Le bricoleur est apte à exécuter un grand nombre de tâches diversifiées ; mais, à la différence de l’ingénieur, il ne subordonne pas chacune d’elles à l’obtention de matières premières et d’outils conçus et procurés à la mesure de son projet :

Son univers instrumental est clos, et la règle de son jeu est de toujours s’arranger avec les « moyens du bord », c’est-à-dire un ensemble à chaque instant fini d’outils et de matériaux, hétéroclites au surplus, par ce que la composition de l’ensemble n’est pas en rapport avec le projet du moment, ni d’ailleurs avec aucun projet particulier, mais est le résultat contingent de toutes les occasions qui se sont présentées de renouveler ou d’enrichir le stock, ou de l’entretenir avec les résidus de construction et de destruction antérieures.

L’ensemble des moyens du bricoleur n’est donc pas définissable par un projet (ce qui supposerait d’ailleurs, comme chez l’ingénieur, l’existence d’autant d’ensembles instrumentaux que de genres de projets, au moins en théorie) ;

il se définit seulement par son instrumentalité, autrement dit et pour employer le langage même du bricoleur, par ce que «ça peut toujours servir. »  [ Lévi-Strauss, 1962, p.27 ]

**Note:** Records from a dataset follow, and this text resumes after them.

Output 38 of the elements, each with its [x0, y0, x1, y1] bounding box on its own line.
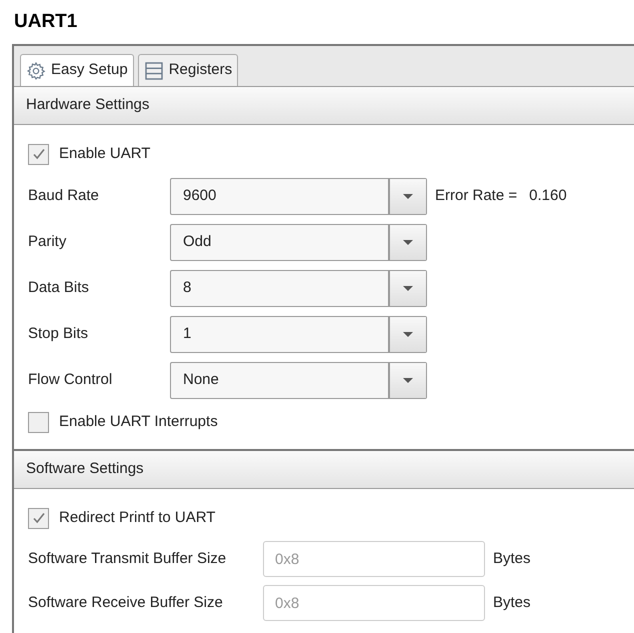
caret-icon: [403, 194, 413, 198]
field-label: Parity: [28, 232, 68, 252]
field-label: Software Receive Buffer Size: [28, 592, 224, 613]
field-label: Baud Rate: [28, 186, 100, 206]
dropdown[interactable]: 8: [170, 270, 427, 306]
dropdown[interactable]: Odd: [170, 224, 427, 260]
list-icon: [144, 60, 164, 80]
checkbox-label: Redirect Printf to UART: [59, 508, 216, 528]
field-label: Software Transmit Buffer Size: [28, 548, 228, 569]
dropdown[interactable]: None: [170, 362, 427, 398]
checkbox[interactable]: [28, 144, 49, 164]
field-label: Data Bits: [28, 278, 90, 298]
caret-icon: [403, 378, 413, 382]
error-rate-label: Error Rate =: [435, 186, 518, 206]
unit-label: Bytes: [493, 548, 531, 569]
checkbox[interactable]: [28, 508, 49, 528]
dropdown[interactable]: 9600: [170, 178, 427, 214]
tab[interactable]: Easy Setup: [20, 54, 134, 86]
checkbox-label: Enable UART: [59, 144, 150, 164]
field-label: Flow Control: [28, 370, 114, 390]
section-header: Hardware Settings: [14, 87, 634, 125]
field-label: Stop Bits: [28, 324, 90, 344]
check-icon: [32, 147, 46, 161]
tab[interactable]: Registers: [138, 54, 238, 86]
caret-icon: [403, 240, 413, 244]
error-rate-value: 0.160: [529, 186, 567, 206]
section-header: Software Settings: [14, 451, 634, 489]
caret-icon: [403, 332, 413, 336]
input-field[interactable]: 0x8: [263, 585, 485, 621]
unit-label: Bytes: [493, 592, 531, 613]
checkbox-label: Enable UART Interrupts: [59, 412, 218, 432]
input-field[interactable]: 0x8: [263, 541, 485, 577]
page-title: UART1: [13, 10, 78, 34]
checkbox[interactable]: [28, 412, 49, 432]
dropdown[interactable]: 1: [170, 316, 427, 352]
caret-icon: [403, 286, 413, 290]
gear-icon: [26, 60, 46, 80]
check-icon: [32, 511, 46, 525]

Penser et s’intéresser aux nouvelles technologies, c’est bien de considérer cet aspect essentiel.
La technique est rapide, mais l’usage est lent. Et c’est bien l’usage qui détermine le succès de notre sphère numérique.

Pour finir, et illustrer :
Citons Pierre-François Dupont-Beurier :

« Ce que nous montre le bricoleur [et le bricologue], c’est la puissance heuristique du tâtonnement. Seule peut être créatrice une logique de la récupération qui use d’ajustements et de modifications, qui va dans toutes les directions, qui fonctionne continuellement par essais et erreurs ».

En savoir plus !

Alan Turing, le premier hacker en 1944.

Essai sur la bricologie.

5 réflexions au sujet de « Le bricolage et la technologie »

  1. Thomas

    Pour enrichir le contenu du texte:

    Sur la première partir du texte, tu peux différencier hacker de cracker. Ou white hacker de black hacker. A chaque fois le deuxième est le « pirate ».

    Et on peut également parler de hacker dans tous les domaines : écologie, voiture, économie (growth hacker), …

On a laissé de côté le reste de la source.